Ari Roisman, 32
Why the future of communication could be on your wrist.
Ari Roisman clearly covets human connection. Minutes after meeting me, the 32-year-old CEO of Glide gladly settles into a conversation about the role of Judaism in his life and how he gave up a promising career in clean energy to move to Jerusalem. “My entire consciousness of this world is that it is a gift,” he says, intently.
Since 2012, Roisman has been striving to create a more human alternative to text messaging. Rather than typing short messages on tiny smartphone keys, sometimes adding emojis in a desperate stab to impart nonverbal emotion, you can use Glide’s app to send video messages with a single button push. To illustrate, Roisman shows a Glide message he sent to his mother, featuring his daughter singing at a kindergarten event with the seriousness of a brain surgeon. Mom quickly responded with a video of herself laughing at the performance. “If we’re going to be glued to these devices, at least we should be connected in a way that is more authentic,” he says.

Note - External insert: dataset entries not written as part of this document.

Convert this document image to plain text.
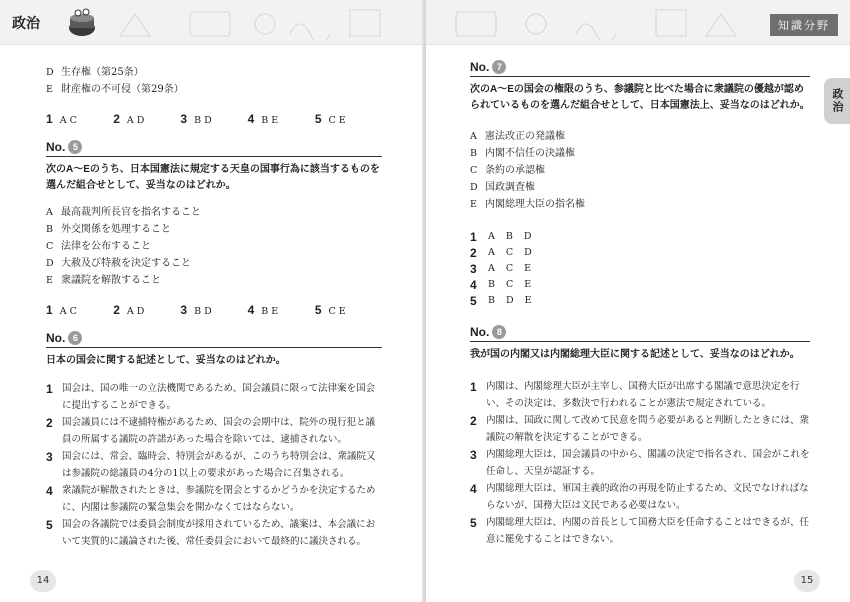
政治
D 生存権（第25条）
E 財産権の不可侵（第29条）
1 A C	2 A D	3 B D	4 B E	5 C E
No. 5
次のA～Eのうち、日本国憲法に規定する天皇の国事行為に該当するものを選んだ組合せとして、妥当なのはどれか。
A 最高裁判所長官を指名すること
B 外交関係を処理すること
C 法律を公布すること
D 大赦及び特赦を決定すること
E 衆議院を解散すること
1 A C	2 A D	3 B D	4 B E	5 C E
No. 6
日本の国会に関する記述として、妥当なのはどれか。
1 国会は、国の唯一の立法機関であるため、国会議員に限って法律案を国会に提出することができる。
2 国会議員には不逮捕特権があるため、国会の会期中は、院外の現行犯と議員の所属する議院の許諾があった場合を除いては、逮捕されない。
3 国会には、常会、臨時会、特別会があるが、このうち特別会は、衆議院又は参議院の総議員の4分の1以上の要求があった場合に召集される。
4 衆議院が解散されたときは、参議院を閉会とするかどうかを決定するために、内閣は参議院の緊急集会を開かなくてはならない。
5 国会の各議院では委員会制度が採用されているため、議案は、本会議において実質的に議論された後、常任委員会において最終的に議決される。
14
知識分野
政治
No. 7
次のA～Eの国会の権限のうち、参議院と比べた場合に衆議院の優越が認められているものを選んだ組合せとして、日本国憲法上、妥当なのはどれか。
A 憲法改正の発議権
B 内閣不信任の決議権
C 条約の承認権
D 国政調査権
E 内閣総理大臣の指名権
1	A B D
2	A C D
3	A C E
4	B C E
5	B D E
No. 8
我が国の内閣又は内閣総理大臣に関する記述として、妥当なのはどれか。
1 内閣は、内閣総理大臣が主宰し、国務大臣が出席する閣議で意思決定を行い、その決定は、多数決で行われることが憲法で規定されている。
2 内閣は、国政に関して改めて民意を問う必要があると判断したときには、衆議院の解散を決定することができる。
3 内閣総理大臣は、国会議員の中から、閣議の決定で指名され、国会がこれを任命し、天皇が認証する。
4 内閣総理大臣は、軍国主義的政治の再現を防止するため、文民でなければならないが、国務大臣は文民である必要はない。
5 内閣総理大臣は、内閣の首長として国務大臣を任命することはできるが、任意に罷免することはできない。
15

A few million people are using Glide, he says, but that’s a pittance in social networking, especially as Instagram and Facebook pour millions into their own video-messaging plans. Glide laid off 25 percent of its staff this spring.
Roisman says he scaled back on marketing and customer service to ensure his startup’s staying power. He wants the company to focus on a technology he says will make visual messaging the primary mode of communication: the smart watch. He is convinced that having a small screen just a wrist away will do for video messaging what the PC did for e-mail.